For the wider context, see Meta Ads funnel + MCP playbook, marketing automation with AI, AI sales automation playbook, and the AI agency revenue ladder.

FAQ

What is The Kreators AI's lead gen operation?

A $45M/year Meta Ads operation generating leads across US bathroom remodeling (UpgradeMatch.com), US personal injury / MVA, US SSDI, and French mutuelle senior (Mutualis, Normandie Santé). I personally manage ~$10M of that spend; my co-founder Jack handles the remaining ~$35M. The data below is from my $10M side.

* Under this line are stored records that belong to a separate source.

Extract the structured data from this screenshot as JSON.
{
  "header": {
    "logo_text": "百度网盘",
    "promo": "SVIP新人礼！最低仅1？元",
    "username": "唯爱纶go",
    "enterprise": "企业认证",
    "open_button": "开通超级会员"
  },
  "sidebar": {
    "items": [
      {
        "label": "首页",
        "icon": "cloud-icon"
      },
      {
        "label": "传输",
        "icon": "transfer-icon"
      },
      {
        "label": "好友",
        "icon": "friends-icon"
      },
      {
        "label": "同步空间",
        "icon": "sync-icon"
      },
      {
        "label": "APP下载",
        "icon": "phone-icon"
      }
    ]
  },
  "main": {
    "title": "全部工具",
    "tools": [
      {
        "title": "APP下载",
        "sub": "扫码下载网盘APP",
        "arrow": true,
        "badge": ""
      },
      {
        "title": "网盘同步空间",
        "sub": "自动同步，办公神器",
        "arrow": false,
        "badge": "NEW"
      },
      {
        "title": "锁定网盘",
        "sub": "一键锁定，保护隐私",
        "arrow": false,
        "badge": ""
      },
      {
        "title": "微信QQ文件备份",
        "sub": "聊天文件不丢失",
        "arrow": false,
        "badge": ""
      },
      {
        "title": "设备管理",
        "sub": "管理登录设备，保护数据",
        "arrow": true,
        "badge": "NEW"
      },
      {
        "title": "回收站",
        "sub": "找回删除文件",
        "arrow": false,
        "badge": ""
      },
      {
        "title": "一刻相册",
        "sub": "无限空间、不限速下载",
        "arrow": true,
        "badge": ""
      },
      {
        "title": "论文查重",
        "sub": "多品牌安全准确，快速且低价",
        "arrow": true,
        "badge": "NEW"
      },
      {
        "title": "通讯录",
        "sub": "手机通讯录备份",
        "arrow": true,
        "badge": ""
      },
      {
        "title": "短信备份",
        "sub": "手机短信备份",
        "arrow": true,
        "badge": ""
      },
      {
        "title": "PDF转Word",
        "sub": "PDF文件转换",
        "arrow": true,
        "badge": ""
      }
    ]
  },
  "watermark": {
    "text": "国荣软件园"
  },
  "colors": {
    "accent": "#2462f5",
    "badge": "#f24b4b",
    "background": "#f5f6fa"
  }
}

Why do CPLs differ so dramatically by vertical?

Three factors: market competition (saturation of advertisers in the vertical), audience size (smaller pools cost more), and downstream value per lead (higher LTV verticals can afford higher CPLs). Bathroom remodeling pays $25-45 CPL because contractors will pay $80-200 to buyers. MVA pays $15-35 because law firm payouts are larger. Mutuelle pays €8-15 because insurance commissions are modest.

Does AI work the same way across all 3 verticals?

No. AI saves 30-50% of creative iteration time across all three, but the creative angles, compliance constraints, and audience targeting differ dramatically. The bathroom angle 'Safety wins' wouldn't fit MVA or mutuelle. Each vertical has its own playbook; AI is the leverage on the playbook, not the playbook itself.

What's the single biggest lesson across the 3 verticals?

Creative angles are the leverage point, not budget. Same audience, same product, same landing page — 15x CPL gap between best and worst angle on UpgradeMatch in Q1 2026 (€4.37 safety vs €65.89 reviews). Founders who think Meta Ads success is about bidding or budget are missing the creative angle entirely.

Can a solo founder run lead gen ads with AI in 2026?

Yes, with the right vertical and stack. Below $5K/mo spend, the data is too noisy for daily AI management; manual weekly review is better. Between $5K-$50K/mo, AI + solo founder is the sweet spot — saves 4-6 hours/week of dashboard work. Above $50K/mo, you're effectively running an agency operation regardless of how you label it.